If you want reproducible science, the software needs to be open source

An increasing proportion of scientific research is data-intensive, and analysing torrents of data requires software, much (if not most) of which is custom-written by researchers to meet their needs. What that means is that computer code has become the equivalent of lab apparatus for some kinds of science. But scientific method requires that the relevant disciplinary community should be able to reproduce an experiment. That means that the custom-written software should also be made available in an accessible form. But often it isn’t — which is why it’s good new to learn of a Nature Editorial arguing that it should. ArsTechnica has a useful piece about this issue. Excerpt:

Modern scientific and engineering research relies heavily on computer programs, which analyze experimental data and run simulations. In fact, you would be hard-pressed to find a scientific paper (outside of pure theory) that didn’t involve code in some way. Unfortunately, most code written for research remains closed, even if the code itself is the subject of a published scientific paper. According to an editorial in Nature, this hinders reproducibility, a fundamental principle of the scientific method.
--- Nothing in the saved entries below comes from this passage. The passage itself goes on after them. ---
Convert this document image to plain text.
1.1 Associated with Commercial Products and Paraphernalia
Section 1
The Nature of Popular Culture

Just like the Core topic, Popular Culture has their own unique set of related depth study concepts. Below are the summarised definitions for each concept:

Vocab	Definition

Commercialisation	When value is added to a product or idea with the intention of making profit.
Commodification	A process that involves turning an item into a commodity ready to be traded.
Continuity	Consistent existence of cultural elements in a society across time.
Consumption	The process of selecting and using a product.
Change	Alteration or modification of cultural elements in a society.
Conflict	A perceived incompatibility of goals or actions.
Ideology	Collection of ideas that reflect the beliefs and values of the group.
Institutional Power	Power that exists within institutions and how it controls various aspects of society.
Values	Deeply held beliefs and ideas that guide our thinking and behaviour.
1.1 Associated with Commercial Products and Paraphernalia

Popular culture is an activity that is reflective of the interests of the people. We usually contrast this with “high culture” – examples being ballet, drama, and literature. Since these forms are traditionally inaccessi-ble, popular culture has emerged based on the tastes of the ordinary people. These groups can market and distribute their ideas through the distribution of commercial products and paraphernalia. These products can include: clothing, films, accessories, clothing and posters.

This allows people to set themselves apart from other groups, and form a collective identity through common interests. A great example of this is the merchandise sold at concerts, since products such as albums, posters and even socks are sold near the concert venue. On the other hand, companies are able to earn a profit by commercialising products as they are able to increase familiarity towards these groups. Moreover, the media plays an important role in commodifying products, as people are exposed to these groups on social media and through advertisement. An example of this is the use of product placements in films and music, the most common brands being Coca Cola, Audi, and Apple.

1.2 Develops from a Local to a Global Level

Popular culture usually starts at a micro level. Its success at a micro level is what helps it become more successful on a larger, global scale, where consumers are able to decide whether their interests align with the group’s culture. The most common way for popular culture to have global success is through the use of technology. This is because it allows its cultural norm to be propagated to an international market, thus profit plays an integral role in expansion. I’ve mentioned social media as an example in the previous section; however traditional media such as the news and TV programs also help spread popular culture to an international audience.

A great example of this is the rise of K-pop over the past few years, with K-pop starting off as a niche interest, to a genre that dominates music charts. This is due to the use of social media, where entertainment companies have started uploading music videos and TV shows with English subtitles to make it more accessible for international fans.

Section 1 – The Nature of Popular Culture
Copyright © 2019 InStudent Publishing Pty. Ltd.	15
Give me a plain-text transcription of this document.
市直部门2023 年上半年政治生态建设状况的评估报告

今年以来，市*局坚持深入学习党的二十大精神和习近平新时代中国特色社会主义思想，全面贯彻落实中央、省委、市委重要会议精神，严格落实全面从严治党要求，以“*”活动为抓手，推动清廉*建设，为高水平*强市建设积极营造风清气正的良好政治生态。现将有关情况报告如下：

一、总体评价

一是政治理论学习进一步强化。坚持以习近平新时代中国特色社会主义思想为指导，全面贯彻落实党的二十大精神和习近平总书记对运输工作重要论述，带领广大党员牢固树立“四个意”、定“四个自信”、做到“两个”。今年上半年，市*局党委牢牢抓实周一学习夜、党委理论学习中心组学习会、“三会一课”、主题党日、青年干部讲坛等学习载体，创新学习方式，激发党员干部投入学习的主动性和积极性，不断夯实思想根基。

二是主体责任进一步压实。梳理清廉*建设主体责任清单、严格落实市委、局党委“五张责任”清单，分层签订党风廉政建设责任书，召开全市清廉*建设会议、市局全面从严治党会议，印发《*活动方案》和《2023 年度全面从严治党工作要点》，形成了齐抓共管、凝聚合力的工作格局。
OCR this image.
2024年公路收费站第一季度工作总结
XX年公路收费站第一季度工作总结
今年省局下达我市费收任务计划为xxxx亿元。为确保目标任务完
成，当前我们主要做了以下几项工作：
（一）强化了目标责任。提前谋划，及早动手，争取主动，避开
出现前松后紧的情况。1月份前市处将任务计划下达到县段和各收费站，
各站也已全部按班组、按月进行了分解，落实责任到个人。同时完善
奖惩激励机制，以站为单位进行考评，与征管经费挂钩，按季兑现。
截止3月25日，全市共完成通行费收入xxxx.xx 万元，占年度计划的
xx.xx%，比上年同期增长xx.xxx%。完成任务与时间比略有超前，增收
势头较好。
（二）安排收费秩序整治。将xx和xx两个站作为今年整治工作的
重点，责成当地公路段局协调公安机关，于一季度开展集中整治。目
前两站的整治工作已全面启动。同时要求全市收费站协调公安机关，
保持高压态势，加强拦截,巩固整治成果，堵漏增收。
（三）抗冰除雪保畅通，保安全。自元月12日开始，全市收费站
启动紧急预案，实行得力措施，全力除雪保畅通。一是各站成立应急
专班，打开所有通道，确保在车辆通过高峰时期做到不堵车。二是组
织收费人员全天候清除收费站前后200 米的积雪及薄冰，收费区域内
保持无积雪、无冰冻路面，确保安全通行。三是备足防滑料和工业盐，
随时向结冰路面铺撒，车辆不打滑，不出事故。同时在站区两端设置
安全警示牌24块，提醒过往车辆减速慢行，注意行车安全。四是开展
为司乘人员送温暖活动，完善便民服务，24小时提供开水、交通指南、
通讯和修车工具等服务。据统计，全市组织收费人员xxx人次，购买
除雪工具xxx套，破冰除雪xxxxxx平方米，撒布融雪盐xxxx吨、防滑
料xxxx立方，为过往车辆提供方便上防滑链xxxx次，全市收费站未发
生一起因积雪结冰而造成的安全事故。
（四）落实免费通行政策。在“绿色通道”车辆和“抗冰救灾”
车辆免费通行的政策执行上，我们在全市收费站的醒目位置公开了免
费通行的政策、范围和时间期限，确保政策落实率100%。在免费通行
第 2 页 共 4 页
Reproducibility refers to the ability to repeat some work and obtain similar results. It is especially important when the results are unexpected or appear to defy accepted theories (for example, the recent faster-than-light neutrinos). Scientific papers include detailed descriptions of experimental methods—sometimes down to the specific equipment used—so that others can independently verify results and build upon the work.

Reproducibility becomes more difficult when results rely on software. The authors of the editorial argue that, unless research code is open sourced, reproducing results on different software/hardware configurations is impossible. The lack of access to the code also keeps independent researchers from checking minor portions of programs (such as sets of equations) against their own work.